@philosopher I understand your question, and I think I have answered it. You ask why the Occupy movement doesn’t have a leader running for president. The answer is because it can’t have a leader, and it can’t run anybody for office. It’s not like the Tea Party in that way; no single person could represent it. This prevents the movement from being co-opted and asks other people to take up the cause rather than the name. It’s a harder road to travel, but it’s more effective if it works.
Yes, the civil rights movement did take time; the Occupy movement will also take time. You say that the civil rights movement developed leadership, but I disagree. I would say that it developed major organizers.

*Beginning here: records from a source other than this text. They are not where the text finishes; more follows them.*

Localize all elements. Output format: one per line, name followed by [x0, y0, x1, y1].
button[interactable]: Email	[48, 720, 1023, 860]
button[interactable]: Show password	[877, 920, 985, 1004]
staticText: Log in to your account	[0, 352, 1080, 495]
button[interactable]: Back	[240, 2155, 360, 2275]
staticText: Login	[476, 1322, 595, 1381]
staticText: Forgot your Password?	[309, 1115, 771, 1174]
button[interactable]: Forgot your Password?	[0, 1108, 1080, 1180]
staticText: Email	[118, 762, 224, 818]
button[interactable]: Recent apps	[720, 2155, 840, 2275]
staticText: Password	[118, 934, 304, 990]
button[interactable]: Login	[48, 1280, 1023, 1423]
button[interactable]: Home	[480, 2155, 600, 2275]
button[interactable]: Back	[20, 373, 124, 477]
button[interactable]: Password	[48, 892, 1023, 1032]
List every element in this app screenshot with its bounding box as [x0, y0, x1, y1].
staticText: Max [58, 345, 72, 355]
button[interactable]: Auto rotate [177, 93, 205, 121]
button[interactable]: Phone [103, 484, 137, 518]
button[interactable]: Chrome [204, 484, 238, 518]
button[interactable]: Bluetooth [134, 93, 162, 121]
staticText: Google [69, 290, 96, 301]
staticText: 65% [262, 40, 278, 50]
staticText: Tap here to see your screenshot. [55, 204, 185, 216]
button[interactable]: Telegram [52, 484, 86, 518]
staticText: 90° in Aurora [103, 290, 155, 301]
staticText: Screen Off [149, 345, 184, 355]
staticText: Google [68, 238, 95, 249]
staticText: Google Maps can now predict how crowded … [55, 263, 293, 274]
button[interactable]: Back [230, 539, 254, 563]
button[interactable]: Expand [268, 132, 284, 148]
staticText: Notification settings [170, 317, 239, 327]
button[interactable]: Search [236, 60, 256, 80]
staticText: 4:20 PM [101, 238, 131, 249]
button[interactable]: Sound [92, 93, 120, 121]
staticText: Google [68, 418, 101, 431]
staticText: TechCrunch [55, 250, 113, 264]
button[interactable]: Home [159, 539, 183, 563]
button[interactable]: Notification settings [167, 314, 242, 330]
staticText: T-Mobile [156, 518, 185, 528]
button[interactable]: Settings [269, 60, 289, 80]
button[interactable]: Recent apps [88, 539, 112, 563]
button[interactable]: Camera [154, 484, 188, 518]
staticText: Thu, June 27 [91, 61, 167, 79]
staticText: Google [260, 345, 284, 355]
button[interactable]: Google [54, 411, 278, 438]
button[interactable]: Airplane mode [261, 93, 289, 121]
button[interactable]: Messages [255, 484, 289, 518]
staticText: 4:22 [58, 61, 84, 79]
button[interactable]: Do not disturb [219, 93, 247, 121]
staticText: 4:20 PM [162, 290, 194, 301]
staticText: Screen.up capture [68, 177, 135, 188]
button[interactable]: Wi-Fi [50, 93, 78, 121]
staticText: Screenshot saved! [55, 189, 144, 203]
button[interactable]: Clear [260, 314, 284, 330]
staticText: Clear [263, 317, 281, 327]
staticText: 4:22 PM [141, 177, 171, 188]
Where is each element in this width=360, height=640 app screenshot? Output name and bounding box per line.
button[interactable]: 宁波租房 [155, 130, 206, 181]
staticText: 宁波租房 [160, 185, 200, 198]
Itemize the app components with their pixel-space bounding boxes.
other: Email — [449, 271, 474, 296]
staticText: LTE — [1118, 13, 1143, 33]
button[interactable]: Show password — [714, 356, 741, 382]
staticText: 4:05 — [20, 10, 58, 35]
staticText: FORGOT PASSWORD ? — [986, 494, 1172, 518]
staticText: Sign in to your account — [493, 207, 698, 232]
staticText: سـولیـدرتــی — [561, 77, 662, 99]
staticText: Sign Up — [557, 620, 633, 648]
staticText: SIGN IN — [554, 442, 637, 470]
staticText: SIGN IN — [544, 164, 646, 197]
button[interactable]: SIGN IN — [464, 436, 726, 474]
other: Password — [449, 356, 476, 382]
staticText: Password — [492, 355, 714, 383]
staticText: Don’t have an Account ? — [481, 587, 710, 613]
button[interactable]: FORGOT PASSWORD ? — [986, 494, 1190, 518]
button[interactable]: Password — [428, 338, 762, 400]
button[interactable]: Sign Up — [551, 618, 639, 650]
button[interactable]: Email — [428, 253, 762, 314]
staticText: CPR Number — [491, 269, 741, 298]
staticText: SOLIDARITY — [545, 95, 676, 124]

That is a leadership of sorts, of course, but that can’t be what you are talking about because Occupy already has that. They don’t have any figures as large as Martin Luther King, Jr. yet, but it is early.
OWS does have a clear strategy: sit-ins and occupations. They are using the strategy that worked for the Arab Spring. They do not have a single, overarching goal, but they do have several small goals. Big changes are the result of little changes. Let it be.
As for violence and anarchism, I do not understand what you are saying. Occupy has not been violent, and it is not anarchist. Even if there are a few who are bad apples, that can be said of any group anywhere at any time. When I see the events in Oakland and UC Davis, however, I myself stop being opposed to violent reactions. But as most Americans still want them to be moral saints, I suppose they’ll have to behave a bit longer.
Every movement faces people who try to make them look bad. This is inevitable. I’m not sure why you think Occupy should be held to a standard to which no other movement in history has been held. It is our duty as citizens to figure out who really does and does not represent Occupy. But at the end of the day, even that doesn’t matter. Our real duty is to examine their views—independent of who is putting them forward and how they might be going about it—and to figure out how much truth there is in it.
The point of Occupy is to bring the problem to the foreground and not let the country ignore it. Our job is to do something about it. Otherwise, we’re just another group of people waiting for someone to tell us what to do. Perhaps it’s time for the people—and not just groups of protesters—to get off their asses and do something.